Hacker News new | ask | show | jobs
by arp242 1118 days ago
It also has a fairly easy solution: disable the CC6 sleep state. The practical effects from that will most likely be minimal or non-existent for most users of these CPUs.
2 comments

> disable the CC6 sleep state.

This is now the second time AMD has screwed up the C6 state. Ryzen first gen would hang daily for me when due to a similar bug.

I don't understand the nature of the relationship between a motherboard manufacturer and AMD but when I got my MSI Tomahawk board for my Ryzen I really thought I was losing my mind. I would have USB devices stop working at the most random of times and some of them would continually cycle between connected and not connected.

A motherboard update from MSI applied something from AMD and that fixed the issue.

They’ve improved by three decimal orders of magnitude since then. How much more can we ask of them?
I can already see the pain of the myriads of compliance (to all energy reduction directives, at least in EU) people getting strangely obtuse notes from their sw/hw/platform teams, saying in essence, errrrr we need to amend our already thick justification folder, to disable a specific sleep state. I feel a migraine (or a kind of sketch) coming. 'oh and BTW we're field upgrading the whole fleet'.

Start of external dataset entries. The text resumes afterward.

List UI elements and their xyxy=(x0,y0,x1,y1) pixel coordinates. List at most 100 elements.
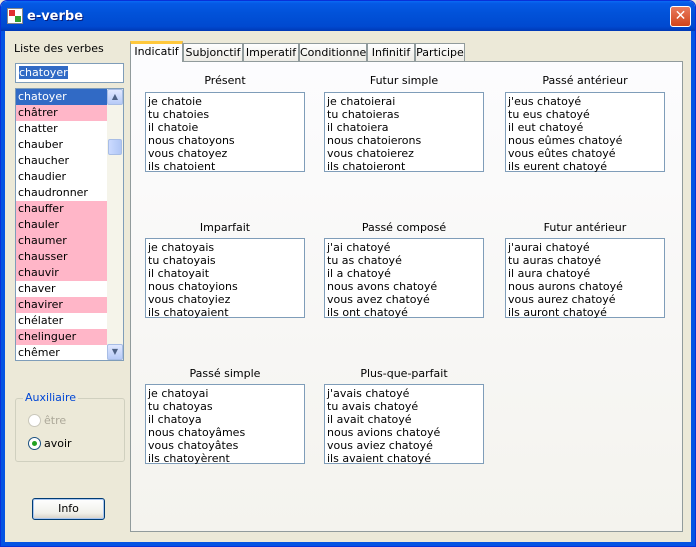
verb-list-item[interactable]: chaumer xyxy=(16,233,107,249)
conjugation-line: nous eûmes chatoyé xyxy=(508,134,623,147)
tense-box-imparfait[interactable]: je chatoyais tu chatoyais il chatoyait nous… xyxy=(145,238,305,319)
conjugation-line: ils avaient chatoyé xyxy=(327,452,432,465)
tab-imperatif[interactable]: Imperatif xyxy=(243,43,299,61)
conjugation-line: il avait chatoyé xyxy=(327,413,412,426)
conjugation-line: il aura chatoyé xyxy=(508,267,591,280)
verb-list-item[interactable]: chatter xyxy=(16,121,107,137)
verb-list-item[interactable]: châtrer xyxy=(16,105,107,121)
conjugation-line: vous aviez chatoyé xyxy=(327,439,433,452)
verb-list-item[interactable]: chaudronner xyxy=(16,185,107,201)
tense-title-passe-anterieur: Passé antérieur xyxy=(542,74,628,87)
conjugation-line: tu chatoieras xyxy=(327,108,400,121)
conjugation-line: ils auront chatoyé xyxy=(508,306,607,319)
conjugation-line: j'aurai chatoyé xyxy=(508,241,590,254)
conjugation-line: tu eus chatoyé xyxy=(508,108,590,121)
tab-participe[interactable]: Participe xyxy=(415,43,465,61)
conjugation-line: tu as chatoyé xyxy=(327,254,402,267)
conjugation-line: je chatoyai xyxy=(148,387,209,400)
verb-search-input[interactable]: chatoyer xyxy=(15,63,124,83)
conjugation-line: ils chatoyaient xyxy=(148,306,229,319)
verb-list-scrollbar[interactable]: ▲ ▼ xyxy=(107,89,123,360)
verb-list-item[interactable]: chelinguer xyxy=(16,329,107,345)
tense-title-passe-compose: Passé composé xyxy=(361,221,447,234)
radio-etre-label: être xyxy=(44,414,67,427)
auxiliaire-title: Auxiliaire xyxy=(23,391,79,404)
conjugation-line: nous chatoyions xyxy=(148,280,238,293)
tense-box-passe-anterieur[interactable]: j'eus chatoyé tu eus chatoyé il eut chatoy… xyxy=(505,92,665,173)
conjugation-line: je chatoyais xyxy=(148,241,215,254)
conjugation-line: nous avons chatoyé xyxy=(327,280,438,293)
scroll-thumb[interactable] xyxy=(108,139,122,155)
tense-box-present[interactable]: je chatoie tu chatoies il chatoie nous chat… xyxy=(145,92,305,173)
conjugation-line: je chatoie xyxy=(148,95,202,108)
tense-box-passe-compose[interactable]: j'ai chatoyé tu as chatoyé il a chatoyé nou… xyxy=(324,238,484,319)
conjugation-line: vous eûtes chatoyé xyxy=(508,147,616,160)
conjugation-line: il chatoiera xyxy=(327,121,389,134)
info-button[interactable]: Info xyxy=(32,498,105,520)
verb-list-item[interactable]: chaucher xyxy=(16,153,107,169)
tab-conditionnel[interactable]: Conditionnel xyxy=(299,43,369,61)
verb-list-item[interactable]: chauvir xyxy=(16,265,107,281)
radio-avoir-label: avoir xyxy=(44,437,72,450)
conjugation-line: tu auras chatoyé xyxy=(508,254,602,267)
conjugation-line: j'avais chatoyé xyxy=(327,387,410,400)
verb-input-value: chatoyer xyxy=(19,66,68,79)
conjugation-line: vous chatoyiez xyxy=(148,293,231,306)
conjugation-line: tu chatoyas xyxy=(148,400,213,413)
tense-box-futur-anterieur[interactable]: j'aurai chatoyé tu auras chatoyé il aura c… xyxy=(505,238,665,319)
tab-infinitif[interactable]: Infinitif xyxy=(367,43,415,61)
conjugation-line: tu avais chatoyé xyxy=(327,400,419,413)
tense-box-passe-simple[interactable]: je chatoyai tu chatoyas il chatoya nous cha… xyxy=(145,384,305,465)
window-frame-left xyxy=(1,31,5,546)
scroll-up-button[interactable]: ▲ xyxy=(107,89,123,105)
conjugation-line: il chatoie xyxy=(148,121,199,134)
verb-list-item[interactable]: chélater xyxy=(16,313,107,329)
verb-list-item[interactable]: chausser xyxy=(16,249,107,265)
verb-list-label: Liste des verbes xyxy=(14,42,104,55)
conjugation-line: vous aurez chatoyé xyxy=(508,293,616,306)
verb-list-item[interactable]: chatoyer xyxy=(16,89,107,105)
tense-box-futur-simple[interactable]: je chatoierai tu chatoieras il chatoiera no… xyxy=(324,92,484,173)
radio-etre[interactable] xyxy=(28,414,41,427)
verb-list-item[interactable]: chauler xyxy=(16,217,107,233)
tense-box-plus-que-parfait[interactable]: j'avais chatoyé tu avais chatoyé il avait … xyxy=(324,384,484,465)
conjugation-line: nous aurons chatoyé xyxy=(508,280,623,293)
conjugation-line: ils ont chatoyé xyxy=(327,306,408,319)
verb-list-item[interactable]: chauber xyxy=(16,137,107,153)
conjugation-line: nous chatoierons xyxy=(327,134,422,147)
verb-list-item[interactable]: chaudier xyxy=(16,169,107,185)
conjugation-line: il chatoya xyxy=(148,413,202,426)
close-button[interactable]: ✕ xyxy=(670,6,691,27)
verb-list[interactable]: chatoyer châtrer chatter chauber chaucher cha… xyxy=(15,88,124,361)
tab-indicatif[interactable]: Indicatif xyxy=(130,41,183,62)
conjugation-line: nous avions chatoyé xyxy=(327,426,441,439)
verb-list-items: chatoyer châtrer chatter chauber chaucher cha… xyxy=(16,89,107,360)
tense-title-present: Présent xyxy=(204,74,246,87)
title-bar[interactable]: e-verbe ✕ xyxy=(1,1,695,31)
scroll-down-button[interactable]: ▼ xyxy=(107,344,123,360)
app-window: e-verbe ✕ Liste des verbes chatoyer chat… xyxy=(0,0,696,547)
conjugation-line: je chatoierai xyxy=(327,95,396,108)
conjugation-line: ils chatoient xyxy=(148,160,216,173)
conjugation-line: il eut chatoyé xyxy=(508,121,584,134)
verb-list-item[interactable]: chaver xyxy=(16,281,107,297)
conjugation-line: tu chatoyais xyxy=(148,254,216,267)
tab-subjonctif[interactable]: Subjonctif xyxy=(183,43,243,61)
radio-avoir[interactable] xyxy=(28,437,41,450)
conjugation-line: j'eus chatoyé xyxy=(508,95,582,108)
conjugation-line: il chatoyait xyxy=(148,267,210,280)
conjugation-line: nous chatoyâmes xyxy=(148,426,246,439)
conjugation-line: vous avez chatoyé xyxy=(327,293,430,306)
verb-list-item[interactable]: chauffer xyxy=(16,201,107,217)
verb-list-item[interactable]: chavirer xyxy=(16,297,107,313)
tense-title-futur-simple: Futur simple xyxy=(369,74,439,87)
auxiliaire-group xyxy=(15,398,125,462)
tense-title-plus-que-parfait: Plus-que-parfait xyxy=(360,367,448,380)
conjugation-line: ils chatoieront xyxy=(327,160,406,173)
window-frame-bottom xyxy=(1,542,695,546)
conjugation-line: vous chatoyez xyxy=(148,147,228,160)
verb-list-item[interactable]: chêmer xyxy=(16,345,107,360)
conjugation-line: tu chatoies xyxy=(148,108,210,121)
conjugation-line: ils eurent chatoyé xyxy=(508,160,607,173)
conjugation-line: j'ai chatoyé xyxy=(327,241,391,254)
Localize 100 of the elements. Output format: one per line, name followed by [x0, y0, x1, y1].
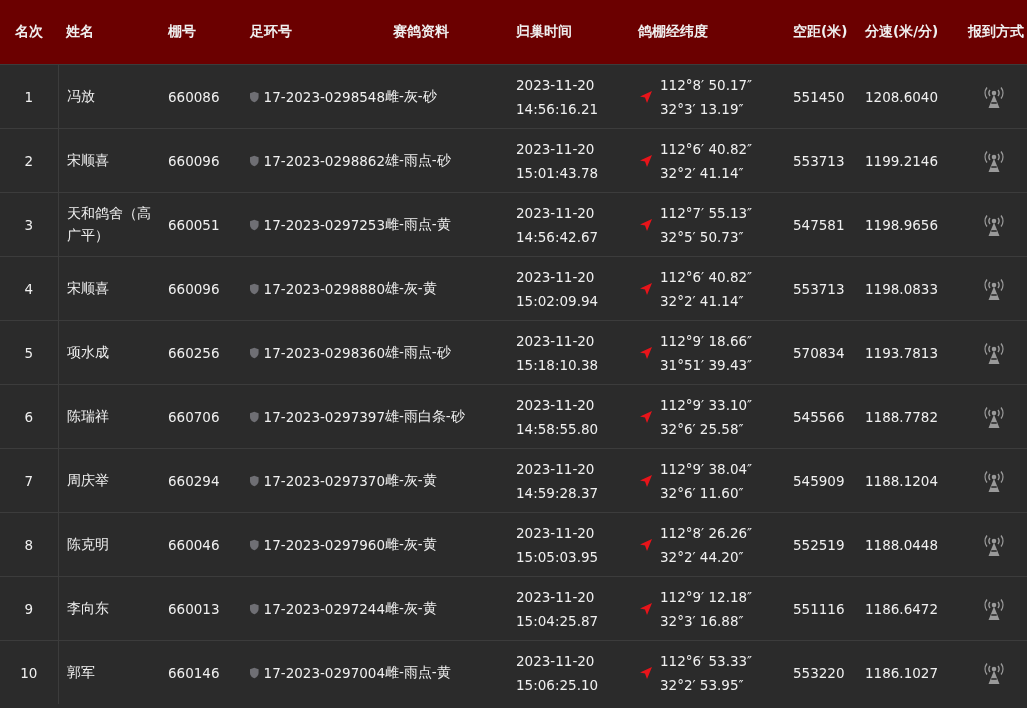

I guess fighting tooth and nail to disable any and all of these sleep states from the get go is worth it...

Would this qualify as more CPU errata?
There's errata and errata...

As a systems seller you get most of the markup but also most of the responsibility, so handwaving 'sorry AMD fucked up' won't do it. You know have an installed base that might crash every 1024 days, which for unattended systems is long but not that long. Worse if you have hardware redundancy, there's still a chance they all booted around the same time so will crash around the same time.

Customers will be proactive and follow the intelligent periodic reboot schedule you propose for a time (see the 787 overflow bugs stories), while asking for a fix. The fix needs to still be OK with all the specs you sold. If one of these specs depends on sleep states, you'll have to find a solution around it and deploy it fleetwide. If a microcode update fixes it, yay. If the problem can't be winked away with a software patch, now the blast radius is bigger and you're still supposed to do as much as possible to use the least energy possible in most idle states...